I had been watching birds since the age of nine. Owls, finches, herons, and song sparrows were my favorite. The variety in species and function in the finches were fascinating, but what really caught my eye, or in this case my ear, were the song sparrows, the way their notes flowed into each other in complete harmony, going from do to re to mi to fa in beautiful consistency. The song sparrows were my favorite birds to observe, as their action of singing sounded so simple as a word but so magical as a sound. But the song sparrows didn’t last. By the time I was 25, my days of listening to sweet harmony were over, as a new power plant opened up, and with its smoke and ash and cracks and pops, it drew all the birds away. I learned by that time I wasn’t a bird watcher. I just liked the sound of song sparrows. Yeah, there were other birds I looked at, but who doesn’t think some birds look nice? This migration plunged me into sadness. I would never hear that beautiful flow or that consistent harmony ever again. I tried everything to recreate that sweet sound, every stroke of the hand or a blow of the horn or on an instrument, every audio recording, but none could replicate it, not exactly.

At this treacherous time I had come across an old nest with a peculiar egg in it. I thought to myself I might as well try to hatch the little thing. Its shell was so thin that it could be crushed by a flea. I took it in praying it would be a song sparrow, praying that I would hear those sweet symphonies again. It had been two weeks in the incubator. Even with its warm light at a nice 72 degrees, there were no cracks. Four weeks in the incubator with its steamy air, no cracks. I had given up. I had decided that I would follow the song sparrows even though I had lived in my town all my life, but I couldn’t take being apart from the harmony. I decided to crack open the egg and make a good breakfast with it, if it wouldn’t give me a song sparrow. Right before it hit my bowl to crack, I heard a noise. It was a perfectly consistent flow from do to re with a harmony unreplaceable. It was the voice of a song sparrow with its tranquility. I canceled every flight, unpacked every bag, and put back every plate because I was staying. The egg then continued to crack over the next three days. I had a song sparrow.
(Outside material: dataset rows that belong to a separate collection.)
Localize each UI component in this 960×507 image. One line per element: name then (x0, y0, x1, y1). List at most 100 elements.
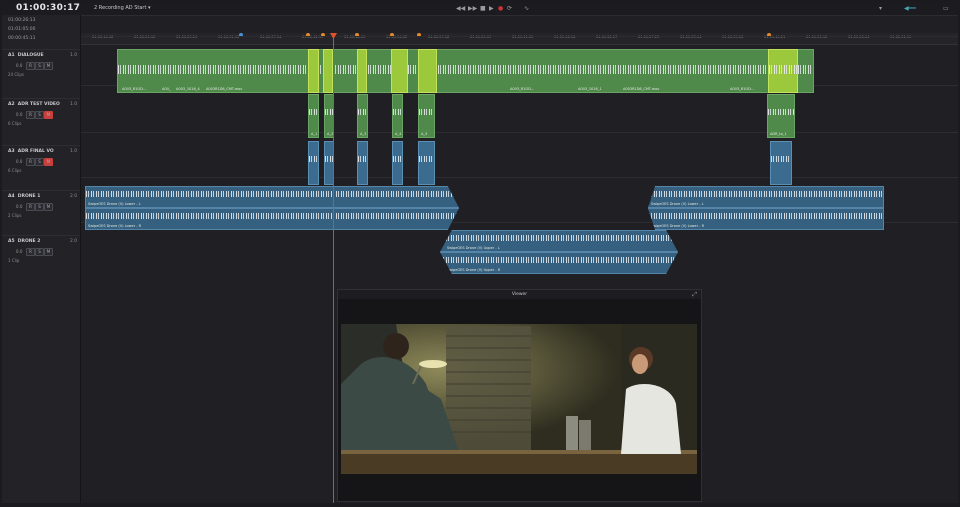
track-format: 1.0 (70, 53, 78, 58)
adr-test-clip[interactable]: A_1 (308, 94, 319, 138)
solo-button[interactable]: S (35, 111, 44, 119)
meter-icon[interactable]: ▭ (943, 5, 949, 12)
fairlight-timeline-window: 01:00:30:17 2 Recording AD Start ▾ ◀◀ ▶▶… (2, 2, 958, 503)
timecode-list: 01:00:26:13 01:01:05:00 00:00:45:11 (8, 16, 35, 43)
track-clip-count: 6 Clips (8, 121, 22, 126)
mute-button[interactable]: M (44, 248, 53, 256)
track-header-a4[interactable]: A4 DRONE 1 2.0 0.0 R S M 2 Clips (2, 190, 80, 235)
mute-button[interactable]: M (44, 203, 53, 211)
viewer-title: Viewer (338, 290, 701, 299)
clip-label: A003R1D6_CMT.mov (206, 87, 243, 91)
drone1-clip-left[interactable]: SwipeOES Drone (V) Lower - L (648, 186, 884, 208)
drone1-clip-left[interactable]: SwipeOES Drone (V) Lower - L (85, 186, 459, 208)
clip-label: A003_1016_1 (578, 87, 602, 91)
adr-final-clip[interactable] (357, 141, 368, 185)
fast-forward-icon[interactable]: ▶▶ (468, 5, 477, 12)
video-frame (341, 324, 697, 474)
view-options-icon[interactable]: ▾ (879, 5, 882, 12)
adr-final-clip[interactable] (418, 141, 435, 185)
clip-label: A_1 (311, 132, 318, 136)
mute-button[interactable]: M (44, 62, 53, 70)
record-arm-button[interactable]: R (26, 248, 35, 256)
dialogue-clip-highlight[interactable] (418, 49, 437, 93)
adr-test-clip[interactable]: A_5 (418, 94, 435, 138)
drone2-clip-right[interactable]: SwipeOES Drone (V) Upper - R (440, 252, 678, 274)
dialogue-clip-highlight[interactable] (768, 49, 798, 93)
track-volume[interactable]: 0.0 (16, 63, 22, 68)
timeline-selector[interactable]: 2 Recording AD Start ▾ (94, 2, 151, 15)
clip-label: SwipeOES Drone (V) Lower - R (651, 224, 705, 228)
master-timecode[interactable]: 01:00:30:17 (16, 2, 80, 15)
drone2-clip-left[interactable]: SwipeOES Drone (V) Upper - L (440, 230, 678, 252)
dialogue-clip-highlight[interactable] (357, 49, 367, 93)
loop-icon[interactable]: ⟳ (507, 5, 512, 12)
track-format: 1.0 (70, 102, 78, 107)
track-format: 2.0 (70, 194, 78, 199)
dialogue-clip-highlight[interactable] (323, 49, 333, 93)
volume-slider-icon[interactable]: ◀━━ (904, 5, 916, 12)
clip-label: SwipeOES Drone (V) Lower - L (88, 202, 141, 206)
solo-button[interactable]: S (35, 158, 44, 166)
drone1-clip-right[interactable]: SwipeOES Drone (V) Lower - R (648, 208, 884, 230)
clip-label: A003_1016_4 (176, 87, 200, 91)
clip-label: A003_R1OD... (510, 87, 535, 91)
track-header-a1[interactable]: A1 DIALOGUE 1.0 0.0 R S M 24 Clips (2, 49, 80, 98)
adr-test-clip[interactable]: A_3 (357, 94, 368, 138)
solo-button[interactable]: S (35, 203, 44, 211)
track-volume[interactable]: 0.0 (16, 249, 22, 254)
clip-label: SwipeOES Drone (V) Upper - L (447, 246, 500, 250)
adr-test-clip[interactable]: A_4 (392, 94, 403, 138)
solo-button[interactable]: S (35, 248, 44, 256)
automation-icon[interactable]: ∿ (524, 5, 529, 12)
clip-label: A003_R1OD... (730, 87, 755, 91)
close-icon[interactable]: ⤢ (692, 290, 697, 299)
clip-label: SwipeOES Drone (V) Lower - R (88, 224, 142, 228)
track-header-a2[interactable]: A2 ADR TEST VIDEO 1.0 0.0 R S M 6 Clips (2, 98, 80, 145)
clip-label: A00_ (162, 87, 171, 91)
stop-icon[interactable]: ■ (480, 5, 486, 12)
clip-label: A_5 (421, 132, 428, 136)
track-volume[interactable]: 0.0 (16, 204, 22, 209)
record-arm-button[interactable]: R (26, 203, 35, 211)
track-volume[interactable]: 0.0 (16, 112, 22, 117)
drone1-clip-right[interactable]: SwipeOES Drone (V) Lower - R (85, 208, 459, 230)
track-name: A4 DRONE 1 (8, 194, 41, 199)
track-header-a5[interactable]: A5 DRONE 2 2.0 0.0 R S M 1 Clip (2, 235, 80, 280)
track-name: A5 DRONE 2 (8, 239, 41, 244)
lane-a3 (81, 132, 958, 178)
clip-label: A_3 (360, 132, 367, 136)
track-header-a3[interactable]: A3 ADR FINAL VO 1.0 0.0 R S M 6 Clips (2, 145, 80, 190)
track-clip-count: 1 Clip (8, 258, 20, 263)
clip-label: A003_R1OD... (122, 87, 147, 91)
top-toolbar: 01:00:30:17 2 Recording AD Start ▾ ◀◀ ▶▶… (2, 2, 958, 16)
clip-label: SwipeOES Drone (V) Upper - R (447, 268, 501, 272)
adr-final-clip[interactable] (392, 141, 403, 185)
track-clip-count: 24 Clips (8, 72, 24, 77)
adr-final-clip[interactable] (308, 141, 319, 185)
record-arm-button[interactable]: R (26, 158, 35, 166)
tc-in: 01:00:26:13 (8, 18, 36, 23)
rewind-icon[interactable]: ◀◀ (456, 5, 465, 12)
video-still (341, 324, 697, 474)
adr-test-clip[interactable]: ADR_to_1 (767, 94, 795, 138)
track-volume[interactable]: 0.0 (16, 159, 22, 164)
tc-duration: 00:00:45:11 (8, 36, 36, 41)
track-format: 1.0 (70, 149, 78, 154)
clip-label: A003R1D6_CMT.mov (623, 87, 660, 91)
mute-button[interactable]: M (44, 158, 53, 166)
dialogue-clip-strip[interactable]: A003_R1OD... A00_ A003_1016_4 A003R1D6_C… (117, 49, 814, 93)
play-icon[interactable]: ▶ (489, 5, 494, 12)
clip-label: SwipeOES Drone (V) Lower - L (651, 202, 704, 206)
viewer-window[interactable]: Viewer ⤢ (337, 289, 702, 502)
record-arm-button[interactable]: R (26, 111, 35, 119)
clip-label: ADR_to_1 (770, 132, 787, 136)
mute-button[interactable]: M (44, 111, 53, 119)
playhead[interactable] (333, 33, 334, 503)
dialogue-clip-highlight[interactable] (391, 49, 408, 93)
solo-button[interactable]: S (35, 62, 44, 70)
track-name: A3 ADR FINAL VO (8, 149, 54, 154)
record-arm-button[interactable]: R (26, 62, 35, 70)
dialogue-clip-highlight[interactable] (308, 49, 319, 93)
record-icon[interactable]: ● (498, 5, 503, 12)
adr-final-clip[interactable] (770, 141, 792, 185)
I wasn’t going to use this bird just for its beautiful voice but also to show the power plant what its emissions were doing to the area. It was my duty to these sweet birds that were forced to leave. I had readied my case towards the court of how the power plant was driving away wildlife. When presented towards the court, it looked like a one way street with me going the wrong direction. The defendants argued that shutting down the plant now wouldn’t save the birds and there was no point. But I still had to try. I then gave my most persuasive point. I let the court hear the sweet symphony and melodies of the song sparrow even though it wasn’t allowed. I let them hear the beautiful flow from note to note, hoping it would be enough. It wasn’t. The power plant company had a better argument and a better lawyer. It was sad. My song sparrow was sad. I had used it, and now it wanted to be free. So I let the bird go, and with it I let my fight go. There was nothing I could do to stop it except let it free to the trees of Albuquerque.